Vitamin D slows the progression of cells from premalignant to malignant states, keeping their proliferation in check
A team of researchers at McGill University have discovered a molecular basis for the potential cancer preventive effects of vitamin D. The team, led by McGill professors John White and David Goltzman, of the Faculty of Medicine's Department of Physiology, discovered that the active form of vitamin D acts by several mechanisms to inhibit both the production and function of the protein cMYC. cMYC drives cell division and is active at elevated levels in more than half of all cancers. Their results are published in the latest edition of Proceedings of the National Academy of Sciences.
Although vitamin D can be obtained from limited dietary sources and directly from exposure to the sun during the spring and summer months, the combination of poor dietary intake and sun avoidance has created vitamin D deficiency or insufficiency in large proportions of many populations worldwide. It is known that vitamin D has a wide range of physiological effects and that correlations exist between insufficient amounts of vitamin D and an increased incidence of a number of cancers. These correlations are particularly strong for cancers of the digestive tract, including colon cancer, and certain forms of leukemia.
"For years, my lab has been dedicated to studying the molecular mechanisms of vitamin D in human cancer cells, particularly its role in stopping their proliferation," said Prof. White. "We discovered that vitamin D controls both the rate of production and the degradation of cMYC. More importantly, we found that vitamin D strongly stimulates the production of a natural antagonist of cMYC called MXD1, essentially shutting down cMYC function".

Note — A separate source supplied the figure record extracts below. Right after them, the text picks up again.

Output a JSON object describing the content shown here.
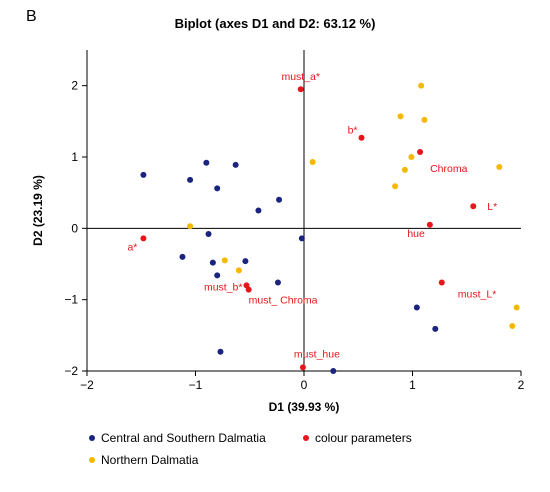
{
  "panel_letter": "B",
  "chart_data": {
    "type": "scatter",
    "title": "Biplot (axes D1 and D2: 63.12 %)",
    "xlabel": "D1 (39.93 %)",
    "ylabel": "D2 (23.19 %)",
    "xlim": [
      -2,
      2
    ],
    "ylim": [
      -2,
      2.5
    ],
    "x_ticks": [
      "-2",
      "-1",
      "0",
      "1",
      "2"
    ],
    "y_ticks": [
      "-2",
      "-1",
      "0",
      "1",
      "2"
    ],
    "grid": false,
    "legend_position": "bottom",
    "series": [
      {
        "name": "Central and Southern Dalmatia",
        "color": "#1a237e",
        "points": [
          [
            -1.48,
            0.75
          ],
          [
            -1.05,
            0.68
          ],
          [
            -0.9,
            0.92
          ],
          [
            -0.63,
            0.89
          ],
          [
            -0.8,
            0.56
          ],
          [
            -0.23,
            0.4
          ],
          [
            -0.42,
            0.25
          ],
          [
            -0.02,
            -0.14
          ],
          [
            -0.88,
            -0.08
          ],
          [
            -1.12,
            -0.4
          ],
          [
            -0.84,
            -0.48
          ],
          [
            -0.54,
            -0.46
          ],
          [
            -0.8,
            -0.66
          ],
          [
            -0.24,
            -0.76
          ],
          [
            -0.77,
            -1.73
          ],
          [
            0.27,
            -2.0
          ],
          [
            1.04,
            -1.11
          ],
          [
            1.21,
            -1.41
          ]
        ]
      },
      {
        "name": "colour parameters",
        "color": "#e8161b",
        "points": [
          {
            "x": -0.03,
            "y": 1.95,
            "label": "must_a*"
          },
          {
            "x": 0.53,
            "y": 1.27,
            "label": "b*"
          },
          {
            "x": 1.07,
            "y": 1.07,
            "label": "Chroma"
          },
          {
            "x": 1.56,
            "y": 0.31,
            "label": "L*"
          },
          {
            "x": 1.16,
            "y": 0.05,
            "label": "hue"
          },
          {
            "x": -1.48,
            "y": -0.14,
            "label": "a*"
          },
          {
            "x": -0.53,
            "y": -0.8,
            "label": "must_b*"
          },
          {
            "x": -0.51,
            "y": -0.86,
            "label": "must_ Chroma"
          },
          {
            "x": 1.27,
            "y": -0.76,
            "label": "must_L*"
          },
          {
            "x": -0.01,
            "y": -1.95,
            "label": "must_hue"
          }
        ]
      },
      {
        "name": "Northern Dalmatia",
        "color": "#f5b800",
        "points": [
          [
            1.08,
            2.0
          ],
          [
            0.89,
            1.57
          ],
          [
            1.11,
            1.52
          ],
          [
            0.99,
            1.0
          ],
          [
            0.93,
            0.82
          ],
          [
            0.08,
            0.93
          ],
          [
            1.8,
            0.86
          ],
          [
            0.84,
            0.59
          ],
          [
            -1.05,
            0.03
          ],
          [
            -0.73,
            -0.45
          ],
          [
            -0.6,
            -0.59
          ],
          [
            1.96,
            -1.11
          ],
          [
            1.92,
            -1.37
          ]
        ]
      }
    ]
  }
}
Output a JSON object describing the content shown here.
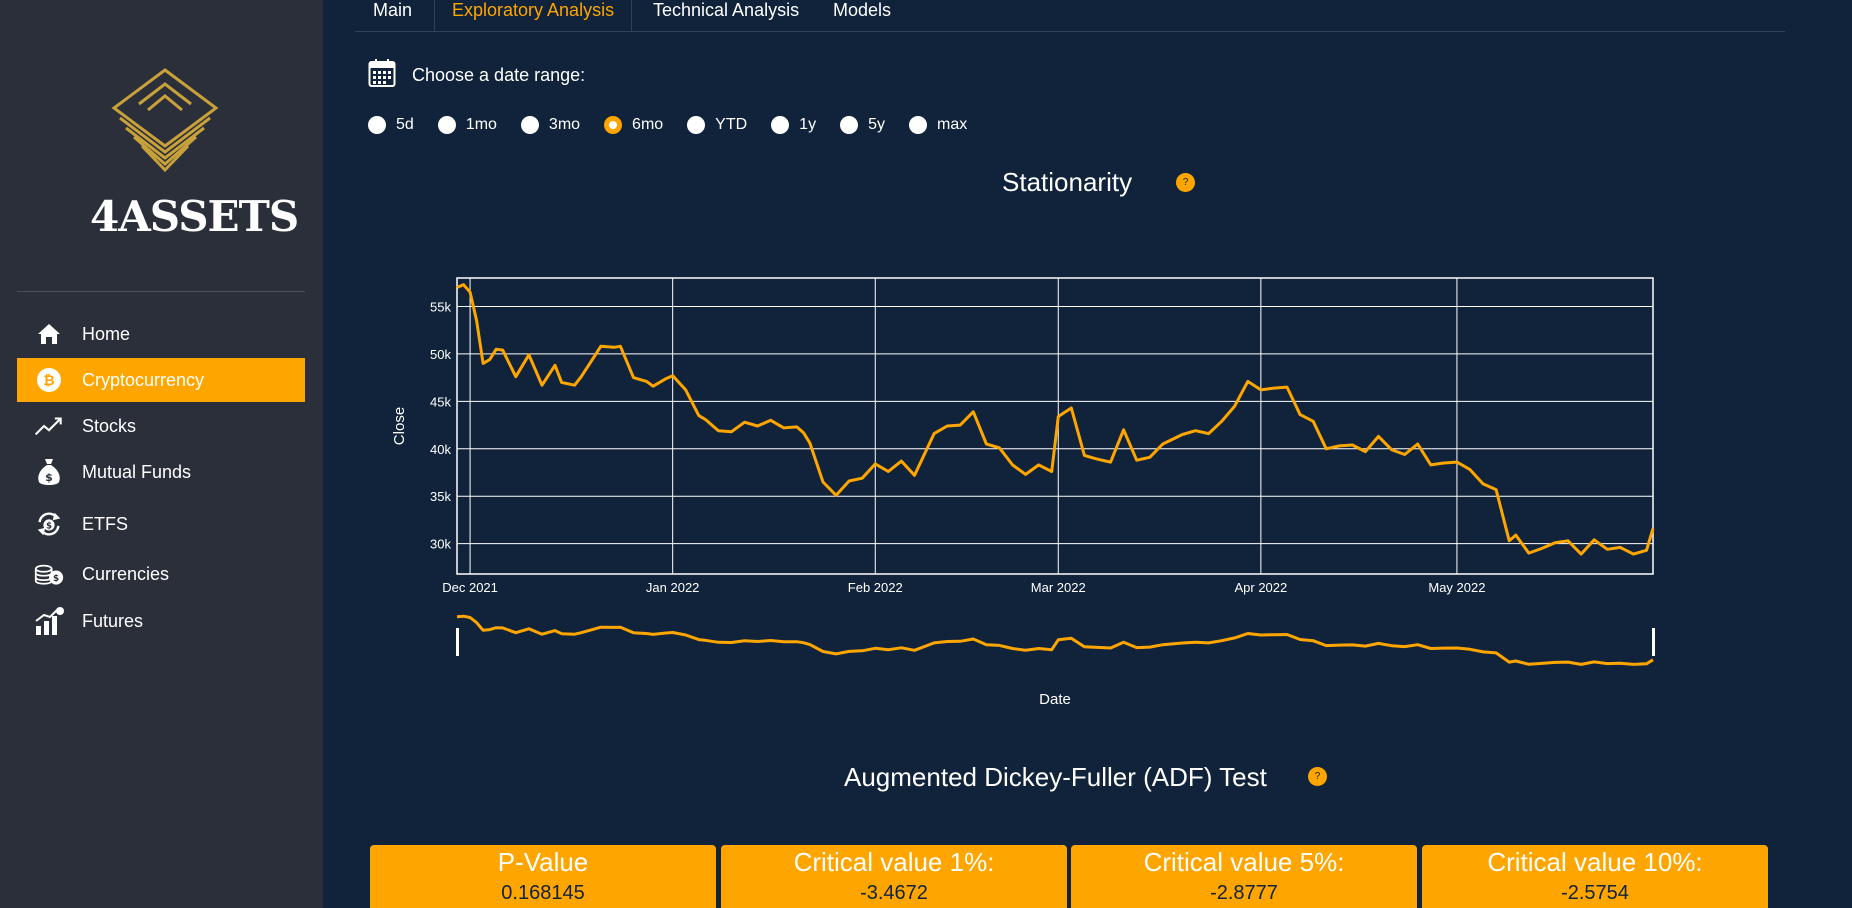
{
  "brand": {
    "name": "4ASSETS"
  },
  "sidebar": {
    "items": [
      {
        "label": "Home",
        "icon": "home-icon",
        "active": false
      },
      {
        "label": "Cryptocurrency",
        "icon": "bitcoin-icon",
        "active": true
      },
      {
        "label": "Stocks",
        "icon": "trending-up-icon",
        "active": false
      },
      {
        "label": "Mutual Funds",
        "icon": "money-bag-icon",
        "active": false
      },
      {
        "label": "ETFS",
        "icon": "exchange-icon",
        "active": false
      },
      {
        "label": "Currencies",
        "icon": "coins-icon",
        "active": false
      },
      {
        "label": "Futures",
        "icon": "chart-bars-icon",
        "active": false
      }
    ]
  },
  "tabs": [
    {
      "label": "Main",
      "active": false
    },
    {
      "label": "Exploratory Analysis",
      "active": true
    },
    {
      "label": "Technical Analysis",
      "active": false
    },
    {
      "label": "Models",
      "active": false
    }
  ],
  "date_range": {
    "label": "Choose a date range:",
    "options": [
      "5d",
      "1mo",
      "3mo",
      "6mo",
      "YTD",
      "1y",
      "5y",
      "max"
    ],
    "selected": "6mo"
  },
  "stationarity": {
    "title": "Stationarity",
    "help": "?"
  },
  "chart_data": {
    "type": "line",
    "xlabel": "Date",
    "ylabel": "Close",
    "x_range": [
      "2021-11-29",
      "2022-05-31"
    ],
    "ylim": [
      26800,
      58000
    ],
    "x_ticks": [
      {
        "date": "2021-12-01",
        "label": "Dec 2021"
      },
      {
        "date": "2022-01-01",
        "label": "Jan 2022"
      },
      {
        "date": "2022-02-01",
        "label": "Feb 2022"
      },
      {
        "date": "2022-03-01",
        "label": "Mar 2022"
      },
      {
        "date": "2022-04-01",
        "label": "Apr 2022"
      },
      {
        "date": "2022-05-01",
        "label": "May 2022"
      }
    ],
    "y_ticks": [
      {
        "value": 30000,
        "label": "30k"
      },
      {
        "value": 35000,
        "label": "35k"
      },
      {
        "value": 40000,
        "label": "40k"
      },
      {
        "value": 45000,
        "label": "45k"
      },
      {
        "value": 50000,
        "label": "50k"
      },
      {
        "value": 55000,
        "label": "55k"
      }
    ],
    "grid": true,
    "range_slider": true,
    "series": [
      {
        "color": "#ffa500",
        "x": [
          "2021-11-29",
          "2021-11-30",
          "2021-12-01",
          "2021-12-02",
          "2021-12-03",
          "2021-12-04",
          "2021-12-05",
          "2021-12-06",
          "2021-12-08",
          "2021-12-10",
          "2021-12-12",
          "2021-12-14",
          "2021-12-15",
          "2021-12-17",
          "2021-12-18",
          "2021-12-20",
          "2021-12-21",
          "2021-12-23",
          "2021-12-24",
          "2021-12-26",
          "2021-12-28",
          "2021-12-29",
          "2021-12-31",
          "2022-01-01",
          "2022-01-03",
          "2022-01-05",
          "2022-01-06",
          "2022-01-08",
          "2022-01-10",
          "2022-01-12",
          "2022-01-14",
          "2022-01-16",
          "2022-01-18",
          "2022-01-20",
          "2022-01-21",
          "2022-01-22",
          "2022-01-24",
          "2022-01-26",
          "2022-01-28",
          "2022-01-30",
          "2022-02-01",
          "2022-02-03",
          "2022-02-05",
          "2022-02-07",
          "2022-02-10",
          "2022-02-12",
          "2022-02-14",
          "2022-02-16",
          "2022-02-18",
          "2022-02-20",
          "2022-02-22",
          "2022-02-24",
          "2022-02-26",
          "2022-02-28",
          "2022-03-01",
          "2022-03-03",
          "2022-03-05",
          "2022-03-07",
          "2022-03-09",
          "2022-03-11",
          "2022-03-13",
          "2022-03-15",
          "2022-03-17",
          "2022-03-20",
          "2022-03-22",
          "2022-03-24",
          "2022-03-26",
          "2022-03-28",
          "2022-03-30",
          "2022-04-01",
          "2022-04-03",
          "2022-04-05",
          "2022-04-07",
          "2022-04-09",
          "2022-04-11",
          "2022-04-13",
          "2022-04-15",
          "2022-04-17",
          "2022-04-19",
          "2022-04-21",
          "2022-04-23",
          "2022-04-25",
          "2022-04-27",
          "2022-04-29",
          "2022-05-01",
          "2022-05-03",
          "2022-05-05",
          "2022-05-07",
          "2022-05-09",
          "2022-05-10",
          "2022-05-12",
          "2022-05-14",
          "2022-05-16",
          "2022-05-18",
          "2022-05-20",
          "2022-05-22",
          "2022-05-24",
          "2022-05-26",
          "2022-05-28",
          "2022-05-30",
          "2022-05-31"
        ],
        "values": [
          57000,
          57300,
          56500,
          53500,
          49000,
          49400,
          50500,
          50400,
          47600,
          49900,
          46700,
          48800,
          47000,
          46700,
          47600,
          49700,
          50800,
          50700,
          50800,
          47500,
          47100,
          46600,
          47400,
          47700,
          46200,
          43500,
          43100,
          41900,
          41800,
          42800,
          42400,
          43000,
          42200,
          42300,
          41700,
          40600,
          36500,
          35100,
          36600,
          36900,
          38400,
          37600,
          38700,
          37200,
          41600,
          42400,
          42500,
          43900,
          40500,
          40100,
          38300,
          37300,
          38300,
          37600,
          43400,
          44300,
          39300,
          38900,
          38600,
          42000,
          38800,
          39100,
          40500,
          41500,
          41900,
          41600,
          42900,
          44500,
          47100,
          46200,
          46400,
          46500,
          43600,
          42900,
          40000,
          40300,
          40400,
          39700,
          41300,
          39900,
          39400,
          40500,
          38300,
          38500,
          38600,
          37800,
          36300,
          35700,
          30300,
          30900,
          29000,
          29500,
          30100,
          30300,
          28900,
          30400,
          29400,
          29600,
          28900,
          29300,
          31600
        ]
      }
    ]
  },
  "adf": {
    "title": "Augmented Dickey-Fuller (ADF) Test",
    "help": "?",
    "boxes": [
      {
        "label": "P-Value",
        "value": "0.168145"
      },
      {
        "label": "Critical value 1%:",
        "value": "-3.4672"
      },
      {
        "label": "Critical value 5%:",
        "value": "-2.8777"
      },
      {
        "label": "Critical value 10%:",
        "value": "-2.5754"
      }
    ]
  }
}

The team also applied vitamin D to the skin of mice and observed a drop in the level of cMYC and found evidence of a decrease in its function. Moreover, other mice, which lacked the specific receptor for vitamin D, were found to have strongly elevated levels of cMYC in a number of tissues including skin and the lining of the colon.
"Taken together, our results show that vitamin D puts the brakes on cMYC function, suggesting that it may slow the progression of cells from premalignant to malignant states and keep their proliferation in check. We hope that our research will encourage people to maintain adequate vitamin D supplementation and will stimulate the development of large, well-controlled cancer chemoprevention trials to test the effects of adequate supplementation," said Dr. White.
This work was funded by the Canadian Institutes of Health Research and the National Cancer Institute/Canadian Cancer Society Research Institute.